The thesis is forceful: immigration is not necessarily negative for per capita GDP growth, but it is when it fuels a model based on low-skilled jobs, low wages, and low value-added sectors.
Another important point of the report is that the problem is outside of industry, especially in some services and in certain agri-food activities. The report identifies a dual structure in job creation. On the one hand, high-productivity sectors have grown, such as the chemical industry, the pharmaceutical industry, information, and scientific and technical services. But, on the other hand, many low-productivity and low-wage sectors have also grown, such as hospitality and the meat industry.
The most controversial idea
One of the central and debatable concepts of the report is that of highly subsidized wages. The authors argue that, below a certain salary, the worker and the company do not contribute enough taxes and contributions to cover the basic public services that this worker and their family receive throughout their lives: healthcare, education, social services, security, and justice.
The report places this threshold at around 29,000 gross euros per year in 2025. Not because they necessarily receive direct subsidies, but because society as a whole indirectly finances part of the social cost associated with these low wages. Obviously, this is social democracy and the welfare state, but the report warns about its sustainability.
The report projects the current model until 2050. If Catalonia were to continue with the same demographic growth pattern of 1% per year and weak productivity, it could reach 10.5 million inhabitants. The authors admit that this is materially possible, but at a high cost in terms of housing, water, energy, public services, social cohesion, and language problems.

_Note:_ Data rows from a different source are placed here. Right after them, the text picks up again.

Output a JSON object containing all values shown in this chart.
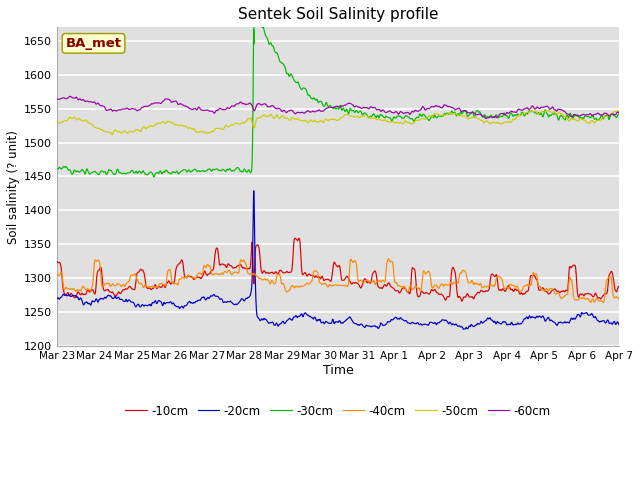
{
  "title": "Sentek Soil Salinity profile",
  "xlabel": "Time",
  "ylabel": "Soil salinity (? unit)",
  "ylim": [
    1200,
    1670
  ],
  "yticks": [
    1200,
    1250,
    1300,
    1350,
    1400,
    1450,
    1500,
    1550,
    1600,
    1650
  ],
  "x_tick_labels": [
    "Mar 23",
    "Mar 24",
    "Mar 25",
    "Mar 26",
    "Mar 27",
    "Mar 28",
    "Mar 29",
    "Mar 30",
    "Mar 31",
    "Apr 1",
    "Apr 2",
    "Apr 3",
    "Apr 4",
    "Apr 5",
    "Apr 6",
    "Apr 7"
  ],
  "legend_labels": [
    "-10cm",
    "-20cm",
    "-30cm",
    "-40cm",
    "-50cm",
    "-60cm"
  ],
  "legend_colors": [
    "#dd0000",
    "#0000cc",
    "#00bb00",
    "#ff8800",
    "#cccc00",
    "#9900aa"
  ],
  "station_label": "BA_met",
  "station_label_color": "#880000",
  "station_box_facecolor": "#ffffcc",
  "station_box_edgecolor": "#999900",
  "bg_color": "#e0e0e0",
  "grid_color": "#ffffff",
  "fig_facecolor": "#ffffff"
}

The text is much more than an economic report: it is an indictment of the Catalan growth model of the last twenty-five years. Its message is that Catalonia has confused growth with prosperity and employment with progress. The most debatable part is how the report links immigration, low wages, productivity, and the sustainability of the welfare state. Its most interesting contribution is that it forces us to look beyond aggregate GDP and ask ourselves what kind of growth we want, with which sectors, with which wages, and with what real capacity to sustain the welfare state.
With or without the report, we know that Catalonia has industry, exports, research, talent, universities, healthcare, biomedicine, technology, and a global city like Barcelona. But it also has a structure that is too dependent on sectors intensive in cheap labor, a housing crisis that threatens social cohesion, and an insufficient capacity to convert knowledge into large and productive companies. The future will not be won solely by limiting tourism and regulating immigration; it will be won if the country manages to ensure that its best research, its best industry, and its best talent weigh much more in the overall economy. Welcome to the debate and long-term policy.